È in questo contesto che si prova qualche sollievo nell’imbattersi ancora in riflessioni di un certo respiro. Di questo tipo è quella di Tony Barber, commentatore di cose europee del Financial Times, che sul quotidiano londinese dell’11 marzo, partendo dal libro di Simon Bulmer e William Paterson Germany and the European Union: Europe’s Reluctant Hegemon?”, spiega come dietro alle difficoltà che sta vivendo il Vecchio continente ci sia anche la questione apertasi dopo l’unificazione tedesca del 1871, con l’affermarsi di una potenza economica (e per un lungo periodo militare) che squilibrava tutti i rapporti di forza precedenti, contribuendo così pure a determinare le due tragiche guerra novecentesche.

La Comunità europea, poi Unione, è stata possibile per oltre quaranta anni anche perché la Germania è stata divisa in due, mentre gli ultimi quasi trenta anni sono stati vissuti nella speranza che il Trattato di Maastricht e poi l’euro risolvessero lo sbilanciamento creatosi alla fine dell’Ottocento.
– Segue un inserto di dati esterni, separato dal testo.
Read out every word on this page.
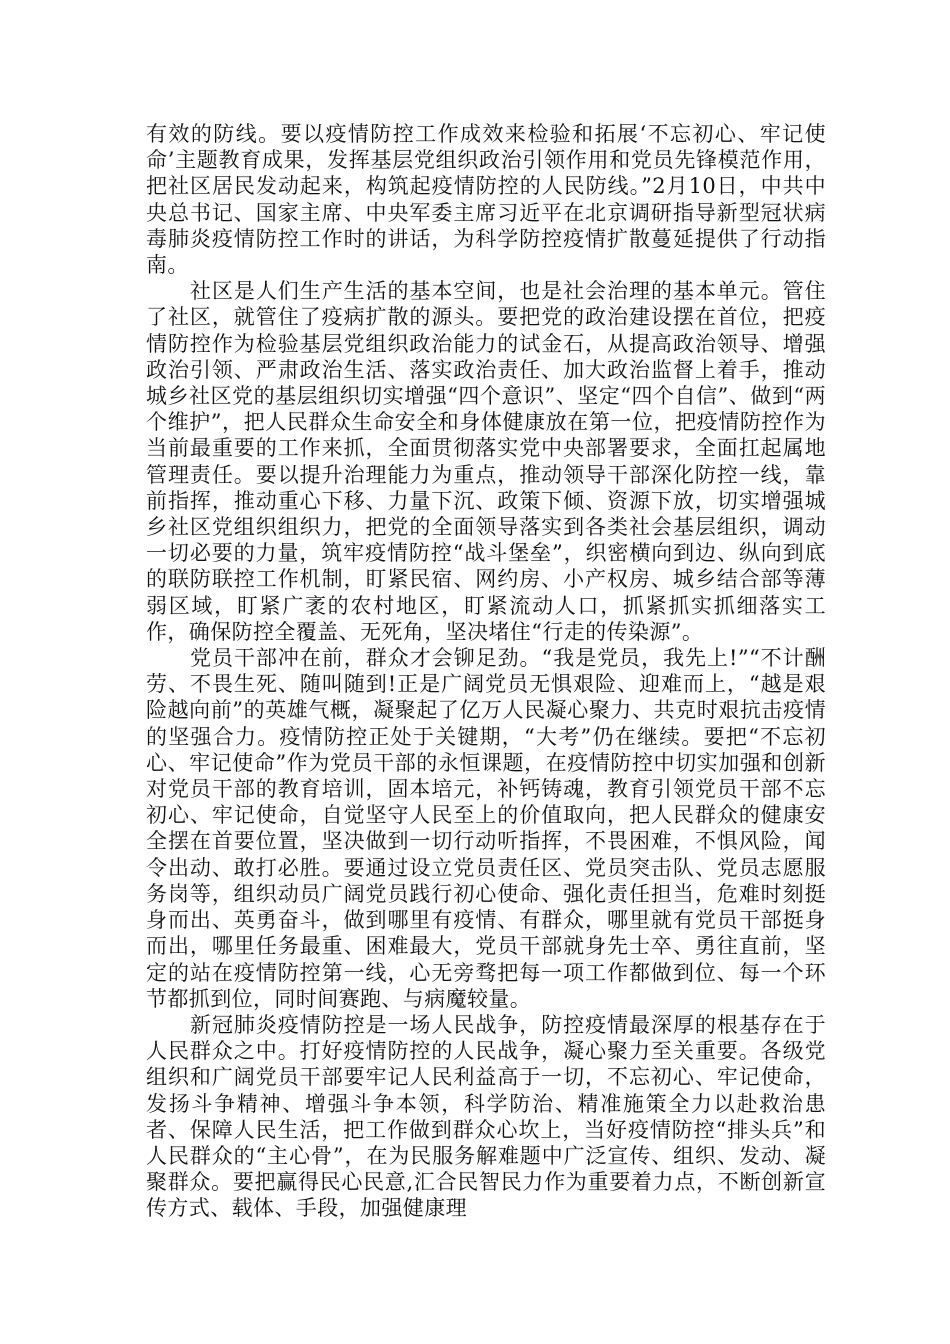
有效的防线。要以疫情防控工作成效来检验和拓展‘不忘初心、牢记使命’主题教育成果，发挥基层党组织政治引领作用和党员先锋模范作用，把社区居民发动起来，构筑起疫情防控的人民防线。”2月10日，中共中央总书记、国家主席、中央军委主席习近平在北京调研指导新型冠状病毒肺炎疫情防控工作时的讲话，为科学防控疫情扩散蔓延提供了行动指南。

社区是人们生产生活的基本空间，也是社会治理的基本单元。管住了社区，就管住了疫病扩散的源头。要把党的政治建设摆在首位，把疫情防控作为检验基层党组织政治能力的试金石，从提高政治领导、增强政治引领、严肃政治生活、落实政治责任、加大政治监督上着手，推动城乡社区党的基层组织切实增强“四个意识”、坚定“四个自信”、做到“两个维护”，把人民群众生命安全和身体健康放在第一位，把疫情防控作为当前最重要的工作来抓，全面贯彻落实党中央部署要求，全面扛起属地管理责任。要以提升治理能力为重点，推动领导干部深化防控一线，靠前指挥，推动重心下移、力量下沉、政策下倾、资源下放，切实增强城乡社区党组织组织力，把党的全面领导落实到各类社会基层组织，调动一切必要的力量，筑牢疫情防控“战斗堡垒”，织密横向到边、纵向到底的联防联控工作机制，盯紧民宿、网约房、小产权房、城乡结合部等薄弱区域，盯紧广袤的农村地区，盯紧流动人口，抓紧抓实抓细落实工作，确保防控全覆盖、无死角，坚决堵住“行走的传染源”。

党员干部冲在前，群众才会铆足劲。“我是党员，我先上!”“不计酬劳、不畏生死、随叫随到!正是广阔党员无惧艰险、迎难而上，“越是艰险越向前”的英雄气概，凝聚起了亿万人民凝心聚力、共克时艰抗击疫情的坚强合力。疫情防控正处于关键期，“大考”仍在继续。要把“不忘初心、牢记使命”作为党员干部的永恒课题，在疫情防控中切实加强和创新对党员干部的教育培训，固本培元，补钙铸魂，教育引领党员干部不忘初心、牢记使命，自觉坚守人民至上的价值取向，把人民群众的健康安全摆在首要位置，坚决做到一切行动听指挥，不畏困难，不惧风险，闻令出动、敢打必胜。要通过设立党员责任区、党员突击队、党员志愿服务岗等，组织动员广阔党员践行初心使命、强化责任担当，危难时刻挺身而出、英勇奋斗，做到哪里有疫情、有群众，哪里就有党员干部挺身而出，哪里任务最重、困难最大，党员干部就身先士卒、勇往直前，坚定的站在疫情防控第一线，心无旁骛把每一项工作都做到位、每一个环节都抓到位，同时间赛跑、与病魔较量。

新冠肺炎疫情防控是一场人民战争，防控疫情最深厚的根基存在于人民群众之中。打好疫情防控的人民战争，凝心聚力至关重要。各级党组织和广阔党员干部要牢记人民利益高于一切，不忘初心、牢记使命，发扬斗争精神、增强斗争本领，科学防治、精准施策全力以赴救治患者、保障人民生活，把工作做到群众心坎上，当好疫情防控“排头兵”和人民群众的“主心骨”，在为民服务解难题中广泛宣传、组织、发动、凝聚群众。要把赢得民心民意,汇合民智民力作为重要着力点，不断创新宣传方式、载体、手段，加强健康理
Analizzare quanto la realtà attuale corrisponda alle speranze dei due grandi patrocinatori (François Mitterrand e Helmut Kohl) della scelta dell’integrazione monetaria come anticipatrice di quella politica, è un compito da assolvere senza arrendersi all’inveterato propagandismo corrente, sapendo che il ben giustificato senso di colpa del popolo tedesco per gli orrori commessi tra 1933 e il 1945, che al momento inibisce qualsiasi voglia militarista, non può essere l’unico pilastro sul quale costruire un futuro.

Come evolverà “il potere” tedesco, riuscirà a superare la riluttanza ad assumere responsabilità solidali ben diverse da quelle assunte durante la crisi greca e da debiti sovrani, resterà un potere essenzialmente civile, saprà esprimere una qualche leadership reale? Le risposte agli interrogativi che si pone Barber possono essere diverse, ma saranno sempre sbagliate se le domande saranno puramente retoriche.